Did you know that there are no surviving original manuscripts of any of William Shakespeare’s 37 plays (written in the 1600s) and scholars have been forced to fill some gaps in his work? You don’t hear complaints of unreliability there. Julius Caesar’s The Gaelic Wars - there are ten relatively ancient manuscripts in existence. The earliest of them, there’s a thousand year gap between when Caesar died and when that manuscript was copied. They’re considered reliable. Herodotus’ History, eight manuscripts. Earliest one, 1,350 years after he died. It’s quoted all the time, considered reliable. The Harry Potter series, over 500 million copies sold. Not relevant here, but so-well known…
Homer’s Iliad, the most renowned book of ancient Greece, is the second best-preserved literary work of all antiquity, with 643 copies of manuscript support discovered to date. No originals, just copies. Now in those copies, there are 764 disputed lines of text. In the New Testament – less than 100 lines of text have questions involving a few words here and there, and none have to do with points of doctrine. The earliest manuscripts date to the 3rd & 4th century AD. Total number of manuscripts for the best-preserved literary work in all of history – the New Testament? More than 5000 Greek manuscripts. Add manuscripts in other languages – Latin, etc. – and there are over 24,000 ancient manuscripts in existence.
What about the Old Testament? The ancient Jews were fanatical about careful copying of the OT Scriptures. They copied letter by letter, and if they finished a scroll, say Genesis, they then counted all the letters and if they were off by even one letter, they burned it and started over. Back in the 1940s, the earliest OT manuscript we had was from about 1000 AD, 1000 years after the NT was written. Then in 1947, the Dead Sea Scrolls were discovered, all kinds of OT manuscripts that dated to the time of Christ, including an entire scroll of Isaiah. Comparisons were made between these documents dated 1000 years apart – virtually identical, no changes. God preserves his Word.

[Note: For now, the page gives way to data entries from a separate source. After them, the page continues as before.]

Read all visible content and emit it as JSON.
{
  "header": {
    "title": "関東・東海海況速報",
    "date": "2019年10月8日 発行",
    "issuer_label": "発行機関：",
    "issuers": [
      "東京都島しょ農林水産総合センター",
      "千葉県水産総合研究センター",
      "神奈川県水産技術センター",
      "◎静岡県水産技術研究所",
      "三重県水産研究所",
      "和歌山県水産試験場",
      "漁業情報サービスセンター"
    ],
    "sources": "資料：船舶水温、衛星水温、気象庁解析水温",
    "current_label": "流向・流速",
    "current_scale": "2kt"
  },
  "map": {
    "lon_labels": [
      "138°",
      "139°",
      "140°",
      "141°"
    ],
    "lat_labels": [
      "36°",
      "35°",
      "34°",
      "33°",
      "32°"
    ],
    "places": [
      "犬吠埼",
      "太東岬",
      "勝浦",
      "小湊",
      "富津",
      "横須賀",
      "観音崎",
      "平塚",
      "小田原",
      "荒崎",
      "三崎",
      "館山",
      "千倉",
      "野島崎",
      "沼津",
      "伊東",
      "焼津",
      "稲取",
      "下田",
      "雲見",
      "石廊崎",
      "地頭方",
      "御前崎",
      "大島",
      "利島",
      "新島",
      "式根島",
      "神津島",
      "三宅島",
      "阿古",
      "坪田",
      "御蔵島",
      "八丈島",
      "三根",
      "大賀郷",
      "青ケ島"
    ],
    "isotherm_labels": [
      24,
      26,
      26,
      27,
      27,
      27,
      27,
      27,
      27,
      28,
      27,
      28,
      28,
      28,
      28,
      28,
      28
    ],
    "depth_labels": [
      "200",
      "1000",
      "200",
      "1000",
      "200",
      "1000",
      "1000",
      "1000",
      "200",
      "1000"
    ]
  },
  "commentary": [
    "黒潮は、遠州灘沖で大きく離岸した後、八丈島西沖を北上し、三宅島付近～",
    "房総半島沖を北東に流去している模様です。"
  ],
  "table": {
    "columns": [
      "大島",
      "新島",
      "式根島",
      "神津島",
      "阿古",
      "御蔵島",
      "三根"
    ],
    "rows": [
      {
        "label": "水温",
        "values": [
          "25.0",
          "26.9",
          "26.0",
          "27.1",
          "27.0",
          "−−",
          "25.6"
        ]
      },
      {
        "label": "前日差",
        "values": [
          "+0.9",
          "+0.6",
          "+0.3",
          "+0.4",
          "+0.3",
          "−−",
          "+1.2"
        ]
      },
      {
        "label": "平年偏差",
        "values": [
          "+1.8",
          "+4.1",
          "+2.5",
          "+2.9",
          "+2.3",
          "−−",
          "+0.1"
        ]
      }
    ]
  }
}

These are historical evidences/proofs, if you will, for the reliability of the Word of God. But the real proof is in the Word itself, the power there that changes lives. It makes wise for salvation, it is powerful and practical and useful for everyday life. It is God-breathed. It is the Word of God himself. And if there’s a challenge to confront, if there’s encouragement needed, there’s always a Word to help. Here are just a few:
“God is our refuge and strength, an ever-present help in trouble” (Psalm 46:1). “God will meet all your needs according to his glorious riches in Christ Jesus” (Philippians 4:19). “(God) will not let you be tempted beyond what you can bear” (1 Corinthians 10:13). “Fear not, for I have redeemed you; I have summoned you by name; you are mine” (Isaiah 43:1) “I am with you always” (Matthew 28:20). “How great is the love the Father has lavished on us, that we should be called children of God. And that is what we are” (1 John 3:1).
Praise God for his faithful, powerful, unchanging Word!